Илюха Морозов потупился. Его сосед, старше Ильи лет на восемь, с прозрачными, доверчивыми глазами, терзал в руках шапчонку. Он, наконец, набрался духу и заговорил с Букрсевым, который сердито помешивал ложечкой полуостывший чай:
— Я вот не знаю вас, вот сейчас познакомился. Сам я тоже колхозник, работаю на канаве с Илюхой. Завербовался на завод. Он, Илюха-то, мучается. Это он вам пыль в глаза пускает, вид делает купецкий. А я скажу — тяжело без родного угла, да и, вот ежели бы… ну, говори ты, Илюха!..
Морозов поднял глаза на Павла Степановича и умоляюще попросил:
— Да выпей ты с нами, ради Бога, дядя Паша, и всю мы тебе душу откроем. Окажи ты нам доверие…
И оказалось, что квартира с «крантом» вовсе не по душе Илюхе, и работа тоже. Денежная работа, но горячая, кругом металл, пламя, он к земле с детства привык, к крестьянскому труду. Ребятишки вон народились, растут квелые. На природу бы их…
Словом, после постановления Пленума стал Морозов подумывать о возвращении домой. Как ему быть? Посоветовал бы Павел Степанович!
Букреев сказал ему, чтобы он хорошо подумал, взвесил все.

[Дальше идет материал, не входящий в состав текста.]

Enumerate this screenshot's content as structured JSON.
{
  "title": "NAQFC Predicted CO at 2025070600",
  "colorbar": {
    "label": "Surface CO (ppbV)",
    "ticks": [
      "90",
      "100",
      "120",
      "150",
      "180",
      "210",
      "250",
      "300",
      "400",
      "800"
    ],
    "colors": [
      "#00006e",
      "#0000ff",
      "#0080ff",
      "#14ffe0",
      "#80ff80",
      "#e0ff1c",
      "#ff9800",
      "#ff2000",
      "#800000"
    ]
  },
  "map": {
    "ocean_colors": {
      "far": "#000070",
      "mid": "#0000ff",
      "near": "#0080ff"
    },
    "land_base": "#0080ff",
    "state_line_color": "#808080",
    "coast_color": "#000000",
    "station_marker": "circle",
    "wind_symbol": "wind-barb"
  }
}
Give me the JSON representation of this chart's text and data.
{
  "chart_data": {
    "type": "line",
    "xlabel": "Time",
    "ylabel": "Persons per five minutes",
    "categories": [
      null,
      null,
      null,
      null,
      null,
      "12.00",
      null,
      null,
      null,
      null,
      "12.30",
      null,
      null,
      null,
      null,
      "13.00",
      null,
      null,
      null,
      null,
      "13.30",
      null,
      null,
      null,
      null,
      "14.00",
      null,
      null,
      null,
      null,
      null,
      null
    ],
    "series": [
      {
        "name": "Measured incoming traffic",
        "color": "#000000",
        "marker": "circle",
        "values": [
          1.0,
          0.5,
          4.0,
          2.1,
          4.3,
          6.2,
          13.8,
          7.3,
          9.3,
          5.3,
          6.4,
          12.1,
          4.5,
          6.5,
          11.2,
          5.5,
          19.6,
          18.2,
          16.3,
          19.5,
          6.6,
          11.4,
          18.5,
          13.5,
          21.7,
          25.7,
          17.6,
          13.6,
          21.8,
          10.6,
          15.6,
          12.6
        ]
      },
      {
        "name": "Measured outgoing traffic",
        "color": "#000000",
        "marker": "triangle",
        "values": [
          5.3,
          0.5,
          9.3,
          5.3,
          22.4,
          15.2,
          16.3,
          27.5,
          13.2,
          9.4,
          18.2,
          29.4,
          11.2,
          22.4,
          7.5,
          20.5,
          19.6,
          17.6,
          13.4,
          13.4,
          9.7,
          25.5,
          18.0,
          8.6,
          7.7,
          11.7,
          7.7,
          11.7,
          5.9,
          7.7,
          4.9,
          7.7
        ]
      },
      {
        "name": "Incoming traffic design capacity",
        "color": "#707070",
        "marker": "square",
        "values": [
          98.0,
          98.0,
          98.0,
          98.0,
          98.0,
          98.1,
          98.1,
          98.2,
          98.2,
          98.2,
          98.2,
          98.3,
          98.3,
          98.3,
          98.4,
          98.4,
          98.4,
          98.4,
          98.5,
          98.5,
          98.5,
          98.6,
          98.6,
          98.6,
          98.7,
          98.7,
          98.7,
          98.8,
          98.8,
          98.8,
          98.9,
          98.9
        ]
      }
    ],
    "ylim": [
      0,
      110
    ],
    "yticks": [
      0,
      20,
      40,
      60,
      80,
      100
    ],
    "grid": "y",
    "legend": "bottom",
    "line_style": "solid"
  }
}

Изменения в деревне к лучшему начинаются — это так, но жизнь пока еще очень трудная. После сентябрьского постановления калачи на березах разом не выросли, да и не вырастут скоро.
И все же, несмотря на серьезные и честные доводы Букреева, Морозов первым возвратился в колхоз со своей семьей. Вместе с ним ехал и его товарищ. Мужик холостой, безродный, все растерявший во время войны.
Морозов шагал рядом с санями, нагруженными доверху разным скарбом. На возу сидели закутанные в одеяло сынишка и дочь. Жена шла рядом с Ильей.
Появились первые проталины. Мокрый снег шлепал под ногами лошади. Новорожденные ручейки пробовали свои силенки, пробивая дорогу к логам и речкам. Где-то в стороне от дороги, подгоняя весну, азартно бормотали тетерева.
Вот и поскотина. Морозов остановил лошадь, без надобности осмотрел воз, кое-что поправил, потом заметил на желтой проталине несколько беленьких брызг и, проваливаясь в снегу, пошел к ним.
— Илья, сдурел! — крикнула ему вслед жена. — Полные сапоги начерпал!
Но Илюха ничего ей не ответил. Он сграбастал ручищей, впитавшей металлическую пыль на долгие годы, белые брызги подснежников, дал по цветочку ребятам и жене. Как только приблизились к крайним домам деревушки Дымной, Илюха прокашлялся, выпрямился и, отступаясь, пошел рядом с лошадью. Вот и знакомая до мелочей улочка с несколькими старыми липами и срубом колодца посредине. На улицу выходит народ. Кто отвечает на приветствие Морозовых, кто нет.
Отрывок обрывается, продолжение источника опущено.